In her room at the Orange a few hours later, Summer threw her few paltry overnight things into a bag.

Why does nobody believe me?

Why does nobody take me seriously?

Tears of frustration welled in her eyes. She remembered what her boss at the New York Post had said to her when he turned down a story on gang intimidation Summer had been working on for months.

“Don’t bring me conjecture, Miss Meyer. Bring me the facts. This is a newspaper. We don’t print fairy tales.”

Was her theory about Michael a fairy tale? Had his crash really just been an accident, like Teddy De Vere and the rest of the world seemed to think?

Rubbing her eyes, she felt dizzy with exhaustion.

I need about a year of sleep.

Back in the Mayfair office of his hedge fund, Kingsmere Capital, Teddy De Vere closed the door, took off his suit jacket, and sank into his plush leather Herman Miller task chair. Closing his eyes, he took a deep, calming breath.

One mustn’t panic.

It wouldn’t do to panic. Terribly un-English.

He picked up the phone.

“Yes, it’s me. Look, I’m sorry to call when you’re resting. But I think we need to talk.”

Sergei Milescu was frightened.

He’d been sure Sir Edward Manning would get him what he needed—enough dirt on Alexia De Vere to force her out of office, so that his paymaster could replace her with a more suitable, amenable candidate as home secretary. But having squeezed the old queen like a lemon for over a year, Edward’s drips of information were running out. So was Sergei’s paymaster’s patience.

“I paid in advance, in good faith.”

He wore a Savile Row suit and spoke in the measured, educated tones of a businessman. But he was not a businessman. He was a merciless killer. Brought up on the streets of Tbilisi with nothing but his wits to recommend him, he had lied and threatened and robbed and deceived and bludgeoned his way to the top of the heap in the new Russia. Now he owned oil wells and diamond mines and chemical plants and nuclear power stations. The JPMorgans and Goldman Sachses of this world all courted him. In London, he mixed in the highest society, dated aristocratic girls, and gave lots of money to charity and to “helpful” political parties. The Tories had been very helpful, until that jumped-up bitch Alexia De Vere had had the temerity to question his business dealings, closing tax and other legal loopholes that he and his fellow London-based oligarchs relied on. The home secretary had crossed him, a grave mistake. Beneath the veneer of sophistication, he remained a ruthless savage.

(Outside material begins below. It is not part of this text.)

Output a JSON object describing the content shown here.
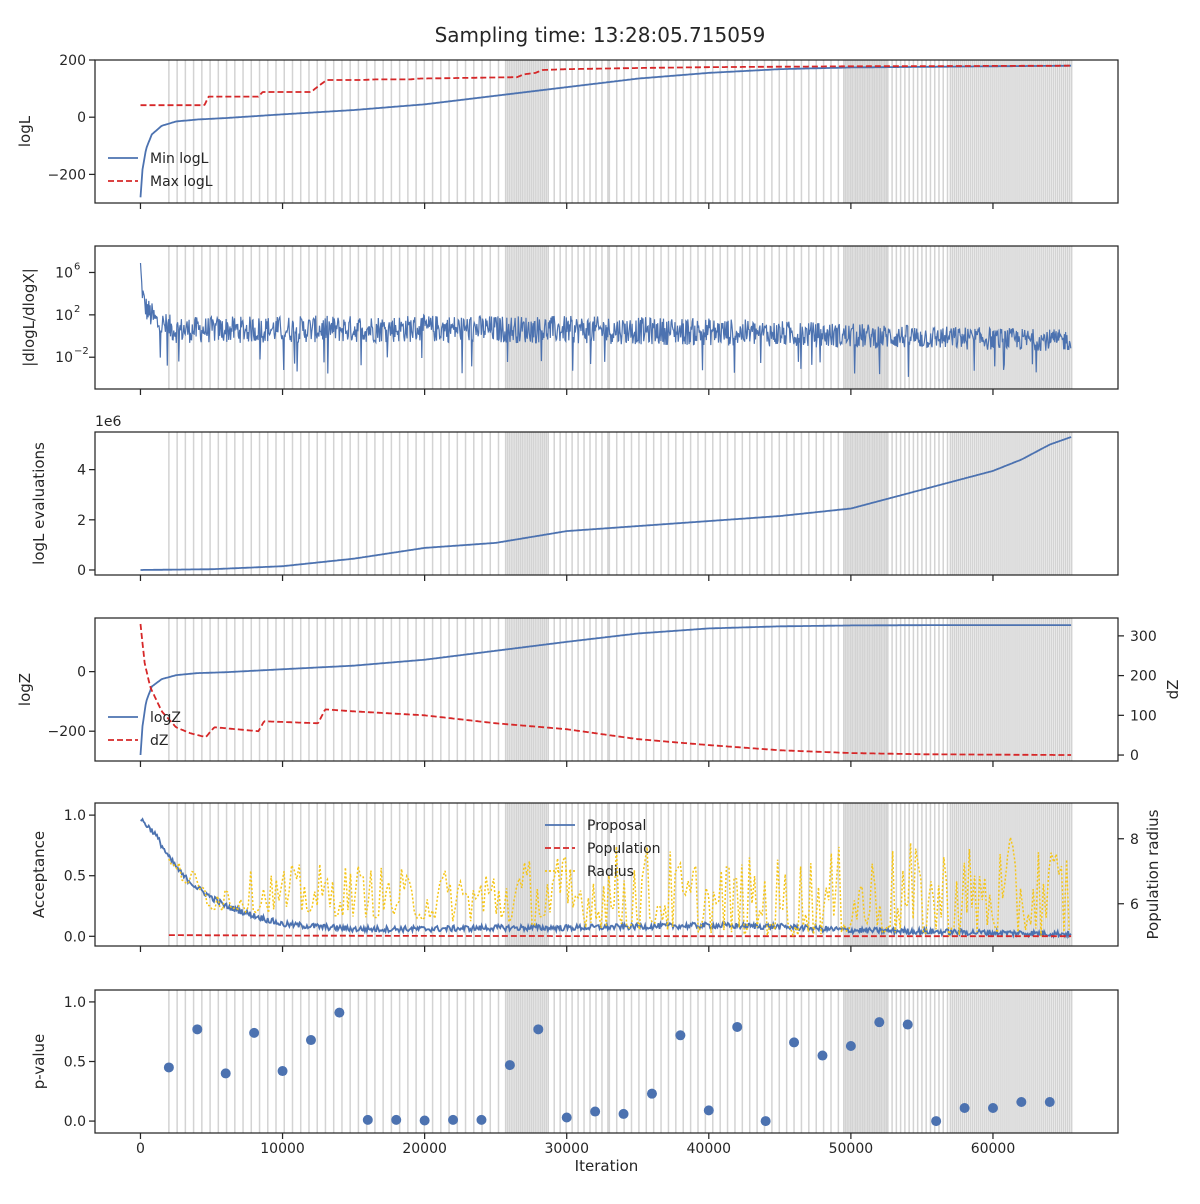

Sergei Milescu had witnessed his savagery firsthand. A Ukrainian prostitute who’d shortchanged him had had her eyes gouged out. Rumor was he’d let her off lightly because she was a woman.

Sergei felt the sweat soak through his shirt.

“I’ll return the money.”

“I have no interest in the money. I want what I paid for.”

“You’ll get it.”

“When?”

“Soon.”

Sergei’s paymaster clapped his hands. Two armed heavies burst into the room. Sergei mewled like a terrified kitten.